You mustn’t forget that 2020 had been the year where you laid down your identity as a teetotalist. For though it had been a conviction you held close to your heart from such a young age, you wrestled through, once again, what it meant to be a Christian, and to find freedom in, unconventionally enough, putting away your abstinence from alcohol.
For inasmuch as it started from a pursuit of holiness and a desire to present your whole life–body and soul, to the Lord, you realized how pride had crept into your heart as others praised you for your convictions. But shall your purity and holiness not rest on the finished work of Christ at the cross alone?
Truth be told, it was a difficult, two-year-long wrestling. For it was not as clear cut as “sinning or not sinning,” nor was it a matter of outright legalism.
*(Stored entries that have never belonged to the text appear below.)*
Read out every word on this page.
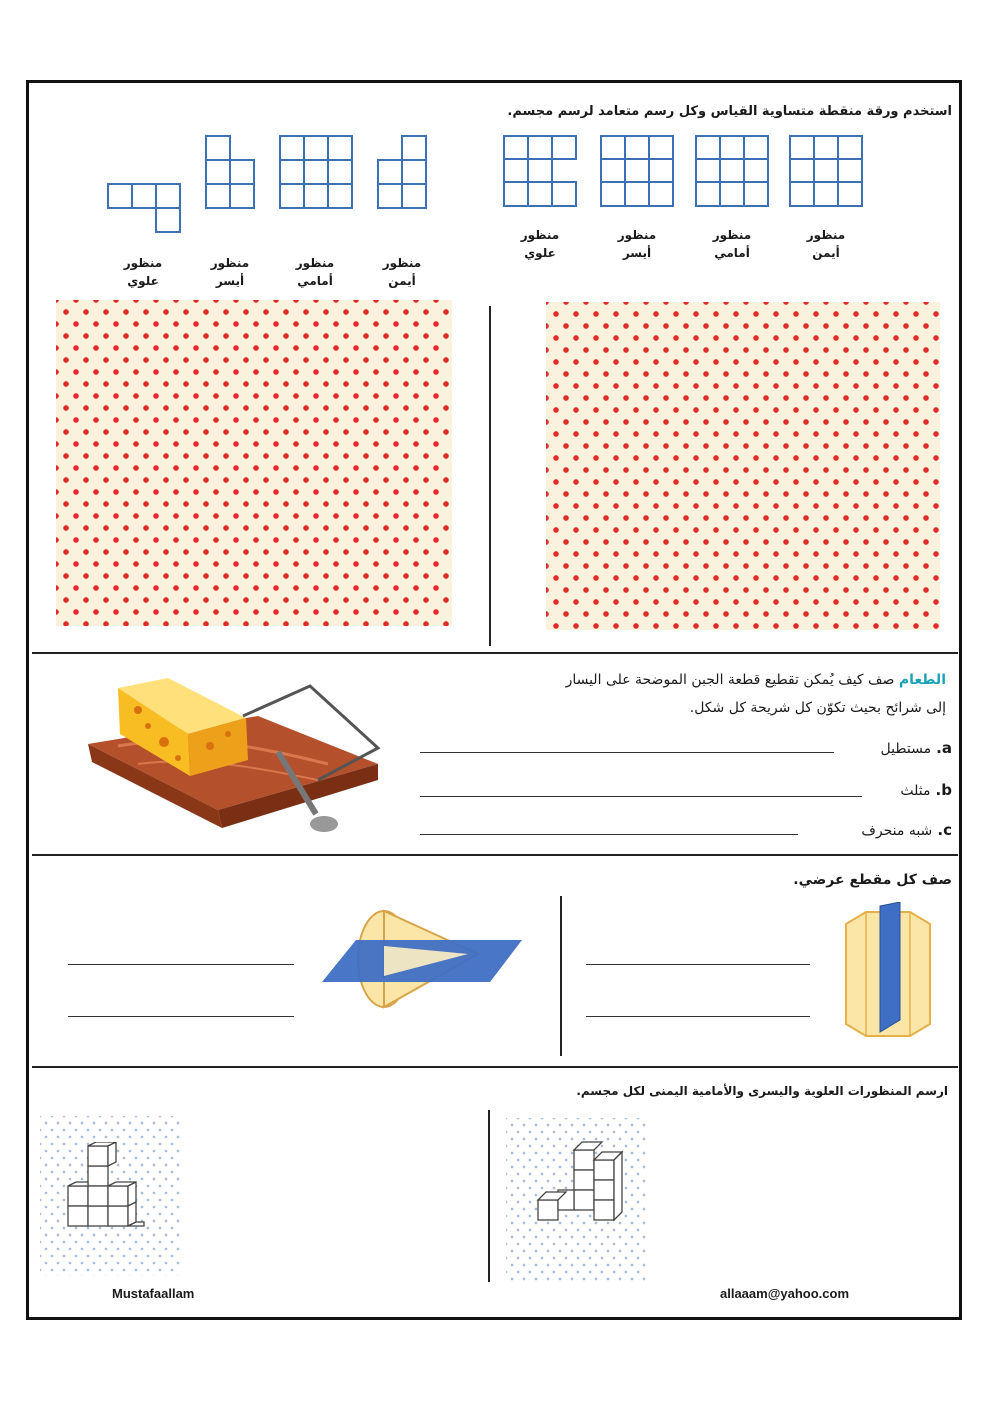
استخدم ورقة منقطة متساوية القياس وكل رسم متعامد لرسم مجسم.
منظور
أيمن
منظور
أمامي
منظور
أيسر
منظور
علوي
منظور
أيمن
منظور
أمامي
منظور
أيسر
منظور
علوي
الطعام صف كيف يُمكن تقطيع قطعة الجبن الموضحة على اليسار
إلى شرائح بحيث تكوّن كل شريحة كل شكل.
a. مستطيل
b. مثلث
c. شبه منحرف
صف كل مقطع عرضي.
ارسم المنظورات العلوية واليسرى والأمامية اليمنى لكل مجسم.
Mustafaallam	allaaam@yahoo.com
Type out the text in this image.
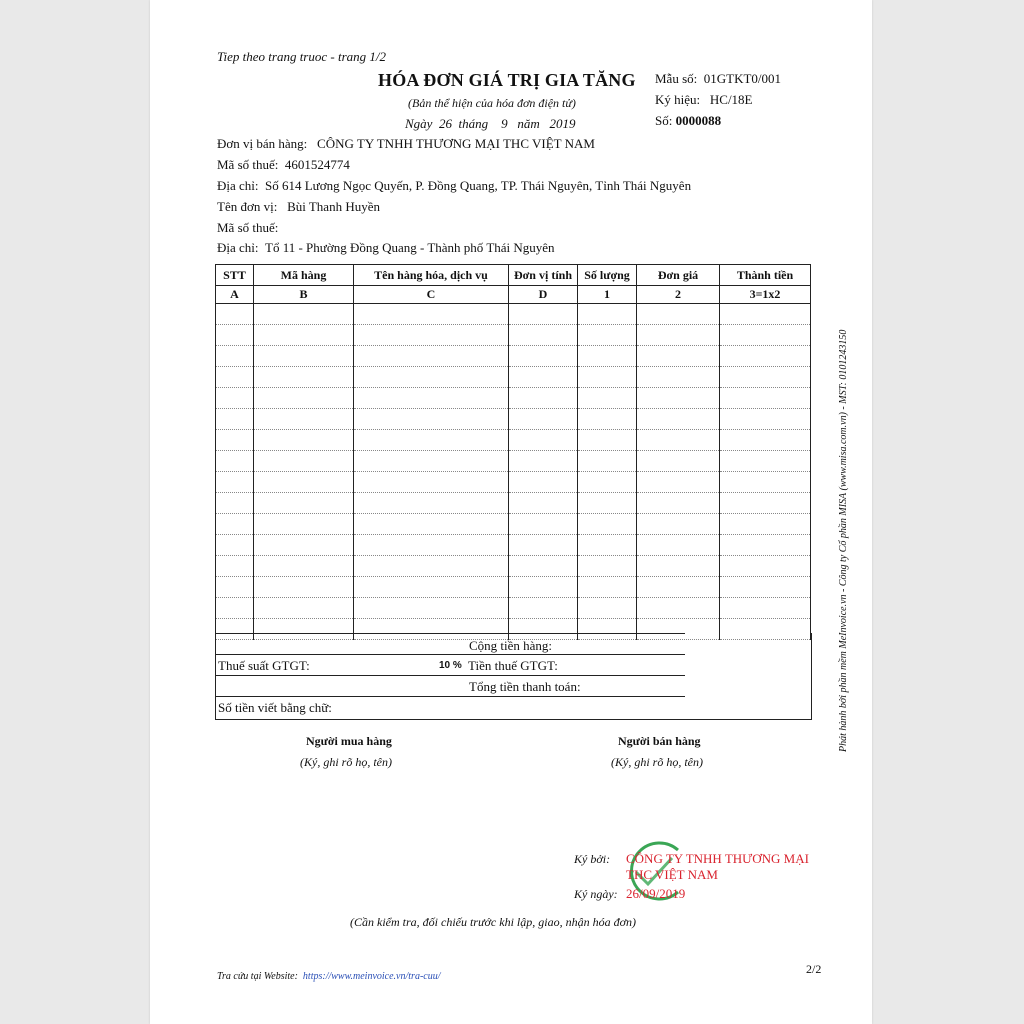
Tiep theo trang truoc - trang 1/2
HÓA ĐƠN GIÁ TRỊ GIA TĂNG
(Bản thể hiện của hóa đơn điện tử)
Ngày 26 tháng 9 năm 2019
Mẫu số: 01GTKT0/001
Ký hiệu: HC/18E
Số: 0000088
Đơn vị bán hàng: CÔNG TY TNHH THƯƠNG MẠI THC VIỆT NAM
Mã số thuế: 4601524774
Địa chỉ: Số 614 Lương Ngọc Quyến, P. Đồng Quang, TP. Thái Nguyên, Tỉnh Thái Nguyên
Tên đơn vị: Bùi Thanh Huyền
Mã số thuế:
Địa chỉ: Tổ 11 - Phường Đồng Quang - Thành phố Thái Nguyên
STT	Mã hàng	Tên hàng hóa, dịch vụ	Đơn vị tính	Số lượng	Đơn giá	Thành tiền
A	B	C	D	1	2	3=1x2

Cộng tiền hàng:
Thuế suất GTGT:	10 % Tiền thuế GTGT:
Tổng tiền thanh toán:
Số tiền viết bằng chữ:
Người mua hàng
(Ký, ghi rõ họ, tên)
Người bán hàng
(Ký, ghi rõ họ, tên)
Ký bởi: CÔNG TY TNHH THƯƠNG MẠI
THC VIỆT NAM
Ký ngày: 26/09/2019
(Cần kiểm tra, đối chiếu trước khi lập, giao, nhận hóa đơn)
Tra cứu tại Website: https://www.meinvoice.vn/tra-cuu/
2/2
Phát hành bởi phần mềm MeInvoice.vn - Công ty Cổ phần MISA (www.misa.com.vn) - MST: 0101243150
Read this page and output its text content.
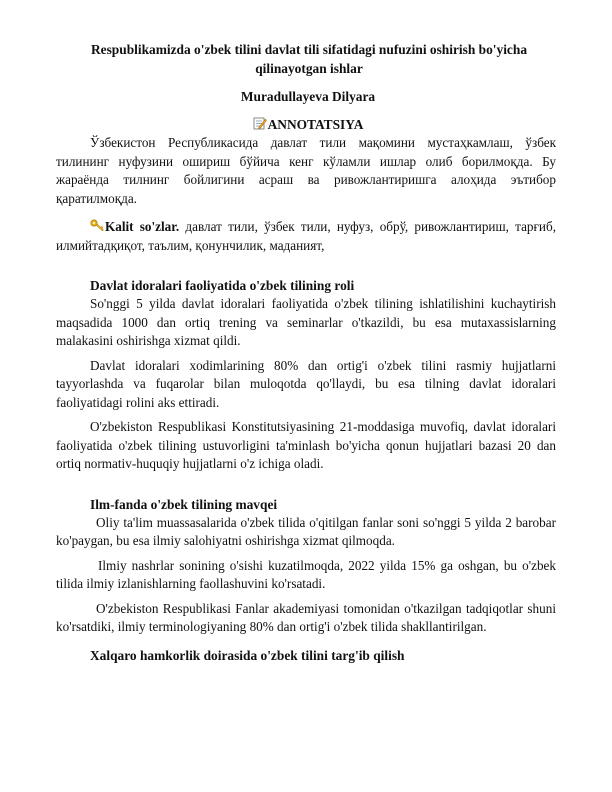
Respublikamizda o'zbek tilini davlat tili sifatidagi nufuzini oshirish bo'yicha qilinayotgan ishlar
Muradullayeva Dilyara
ANNOTATSIYA

Ўзбекистон Республикасида давлат тили мақомини мустаҳкамлаш, ўзбек тилининг нуфузини ошириш бўйича кенг кўламли ишлар олиб борилмоқда. Бу жараёнда тилнинг бойлигини асраш ва ривожлантиришга алоҳида эътибор қаратилмоқда.

Kalit so'zlar. давлат тили, ўзбек тили, нуфуз, обрў, ривожлантириш, тарғиб, илмийтадқиқот, таълим, қонунчилик, маданият,

Davlat idoralari faoliyatida o'zbek tilining roli

So'nggi 5 yilda davlat idoralari faoliyatida o'zbek tilining ishlatilishini kuchaytirish maqsadida 1000 dan ortiq trening va seminarlar o'tkazildi, bu esa mutaxassislarning malakasini oshirishga xizmat qildi.

Davlat idoralari xodimlarining 80% dan ortig'i o'zbek tilini rasmiy hujjatlarni tayyorlashda va fuqarolar bilan muloqotda qo'llaydi, bu esa tilning davlat idoralari faoliyatidagi rolini aks ettiradi.

O'zbekiston Respublikasi Konstitutsiyasining 21-moddasiga muvofiq, davlat idoralari faoliyatida o'zbek tilining ustuvorligini ta'minlash bo'yicha qonun hujjatlari bazasi 20 dan ortiq normativ-huquqiy hujjatlarni o'z ichiga oladi.

Ilm-fanda o'zbek tilining mavqei

Oliy ta'lim muassasalarida o'zbek tilida o'qitilgan fanlar soni so'nggi 5 yilda 2 barobar ko'paygan, bu esa ilmiy salohiyatni oshirishga xizmat qilmoqda.

Ilmiy nashrlar sonining o'sishi kuzatilmoqda, 2022 yilda 15% ga oshgan, bu o'zbek tilida ilmiy izlanishlarning faollashuvini ko'rsatadi.

O'zbekiston Respublikasi Fanlar akademiyasi tomonidan o'tkazilgan tadqiqotlar shuni ko'rsatdiki, ilmiy terminologiyaning 80% dan ortig'i o'zbek tilida shakllantirilgan.

Xalqaro hamkorlik doirasida o'zbek tilini targ'ib qilish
But the decision involved laying down something that had crept into the core of your identity. It had for the longest time made you feel “set apart.” Your ego, that inwardly curved heart, resisted the thought of you revoking this identity, for then it would make you somewhat ordinary.
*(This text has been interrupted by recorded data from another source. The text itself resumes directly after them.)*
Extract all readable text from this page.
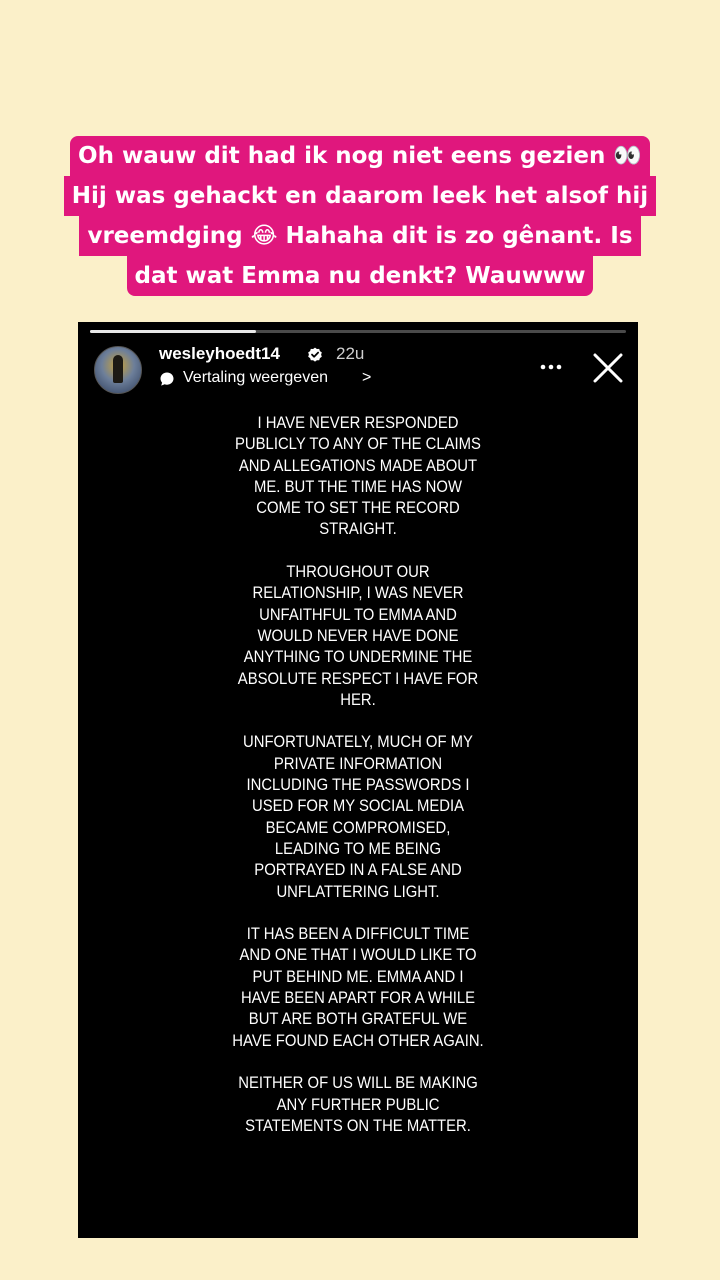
Oh wauw dit had ik nog niet eens gezien 👀
Hij was gehackt en daarom leek het alsof hij
vreemdging 😂 Hahaha dit is zo gênant. Is
dat wat Emma nu denkt? Wauwww
wesleyhoedt14	22u
Vertaling weergeven >

I HAVE NEVER RESPONDED PUBLICLY TO ANY OF THE CLAIMS AND ALLEGATIONS MADE ABOUT ME. BUT THE TIME HAS NOW COME TO SET THE RECORD STRAIGHT.

THROUGHOUT OUR RELATIONSHIP, I WAS NEVER UNFAITHFUL TO EMMA AND WOULD NEVER HAVE DONE ANYTHING TO UNDERMINE THE ABSOLUTE RESPECT I HAVE FOR HER.

UNFORTUNATELY, MUCH OF MY PRIVATE INFORMATION INCLUDING THE PASSWORDS I USED FOR MY SOCIAL MEDIA BECAME COMPROMISED, LEADING TO ME BEING PORTRAYED IN A FALSE AND UNFLATTERING LIGHT.

IT HAS BEEN A DIFFICULT TIME AND ONE THAT I WOULD LIKE TO PUT BEHIND ME. EMMA AND I HAVE BEEN APART FOR A WHILE BUT ARE BOTH GRATEFUL WE HAVE FOUND EACH OTHER AGAIN.

NEITHER OF US WILL BE MAKING ANY FURTHER PUBLIC STATEMENTS ON THE MATTER.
But that day as you raised your glass to propose a toast at your best friend’s wedding, you were, too, raising your Ebenezer, as you laid down the identity you had clung to so tightly, and instead, learnt to put on Christ–who freed you from your own pride in your perceived holiness, and comforts in friendship.
For the loss of friendships to a new season of life and the loneliness that dug deep, and the call to lay one’s self down once again, was a gentle beckoning to the foot of the Cross. For there, is One who calls you: friend (John 15:15).
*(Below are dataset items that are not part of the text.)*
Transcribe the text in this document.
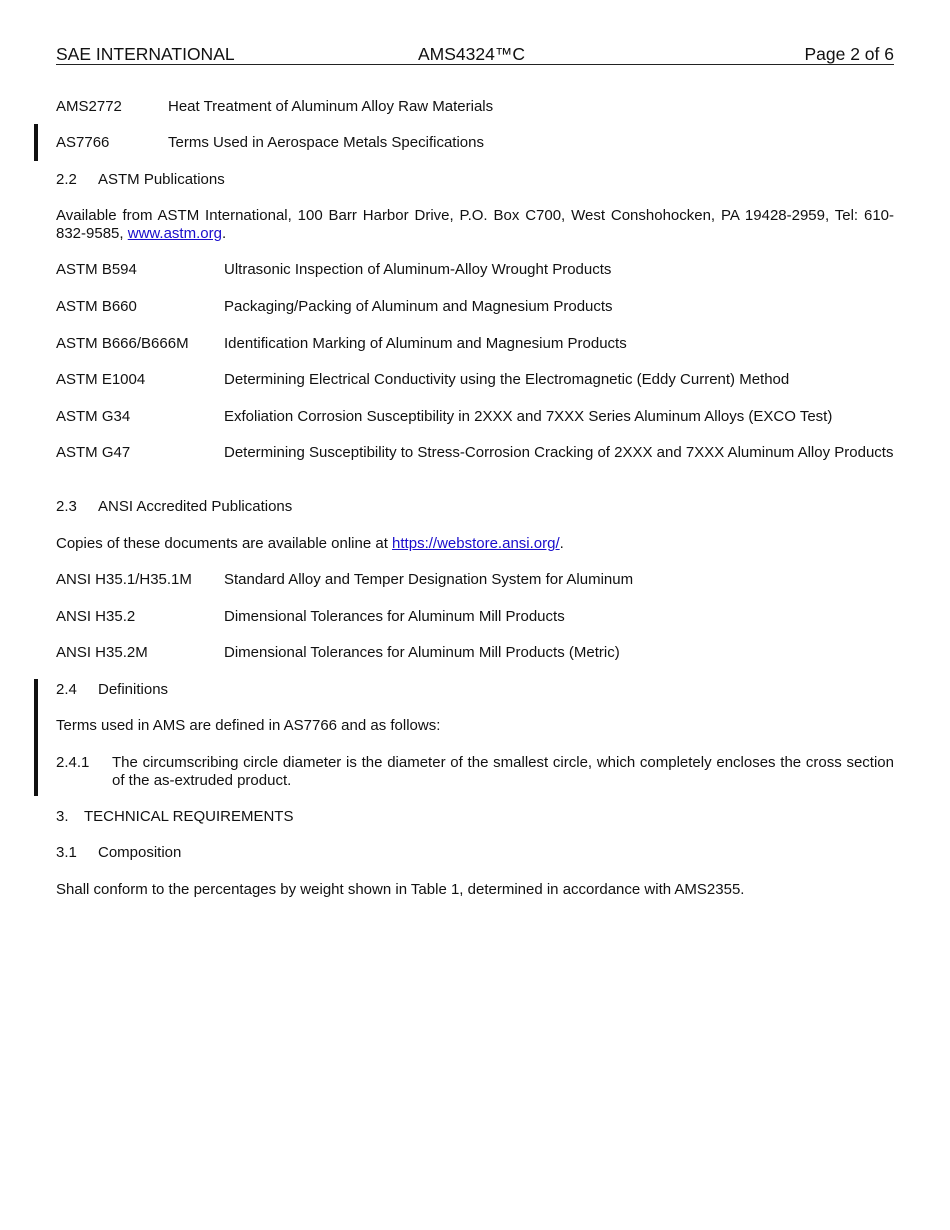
SAE INTERNATIONAL	AMS4324™C	Page 2 of 6
AMS2772	Heat Treatment of Aluminum Alloy Raw Materials
AS7766	Terms Used in Aerospace Metals Specifications
2.2 ASTM Publications
Available from ASTM International, 100 Barr Harbor Drive, P.O. Box C700, West Conshohocken, PA 19428-2959, Tel: 610-832-9585, www.astm.org.
ASTM B594	Ultrasonic Inspection of Aluminum-Alloy Wrought Products
ASTM B660	Packaging/Packing of Aluminum and Magnesium Products
ASTM B666/B666M Identification Marking of Aluminum and Magnesium Products
ASTM E1004	Determining Electrical Conductivity using the Electromagnetic (Eddy Current) Method
ASTM G34	Exfoliation Corrosion Susceptibility in 2XXX and 7XXX Series Aluminum Alloys (EXCO Test)
ASTM G47	Determining Susceptibility to Stress-Corrosion Cracking of 2XXX and 7XXX Aluminum Alloy Products
2.3 ANSI Accredited Publications
Copies of these documents are available online at https://webstore.ansi.org/.
ANSI H35.1/H35.1M Standard Alloy and Temper Designation System for Aluminum
ANSI H35.2	Dimensional Tolerances for Aluminum Mill Products
ANSI H35.2M	Dimensional Tolerances for Aluminum Mill Products (Metric)
2.4 Definitions
Terms used in AMS are defined in AS7766 and as follows:
2.4.1 The circumscribing circle diameter is the diameter of the smallest circle, which completely encloses the cross section of the as-extruded product.
3. TECHNICAL REQUIREMENTS
3.1 Composition
Shall conform to the percentages by weight shown in Table 1, determined in accordance with AMS2355.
“why is it that I love these fairytales so much, Lord? I shouldn’t delight in them so much as I delight in You and obeying You. If You’re asking me to lay these fantasies–I will Lord. But my heart will recklessly pick it up again. But I have to lay it down again. Help me leave it there, at the foot of Your cross.”
(November 27, 2020)
And so in the years to come, when life hands you a bitter cup, be it through the loss of loved ones through death or new seasons, or the call to self-denial in public or private–one thing you may count on, rest assuredly, is that He had drank that bitter cup that was reserved for us. And moreover, poured Himself out as a drink offering (Philippians 2:17), so that we, who thirst, may come and drink (John 7:37), and have life to the full.
So set your gaze upon Him again. Set your gaze Heavenwards. And may each glass raised, here onwards, be unto you a reminder of your Ebenezer. “Where does my help come from?” asks the Psalmist. “My Help comes from the Lord.” (Psalm 121). Always. Through the seasons, may the Lord be the one to lift our head to the Heavens, that we may, like Samuel, raise our Ebenezer, meaning, “thus far the Lord has helped us,” (1 Samuel 7:12).
And trust that onwards, He shall continue to do so. For even when you’d find no strength in you to raise your weakened arms, Christ had offered Himself up, for He is your Ebenezer: for He had prayed in Gethsemane, “take this cup from Me, yet not My will, but Yours be done,” (Luke 22:42).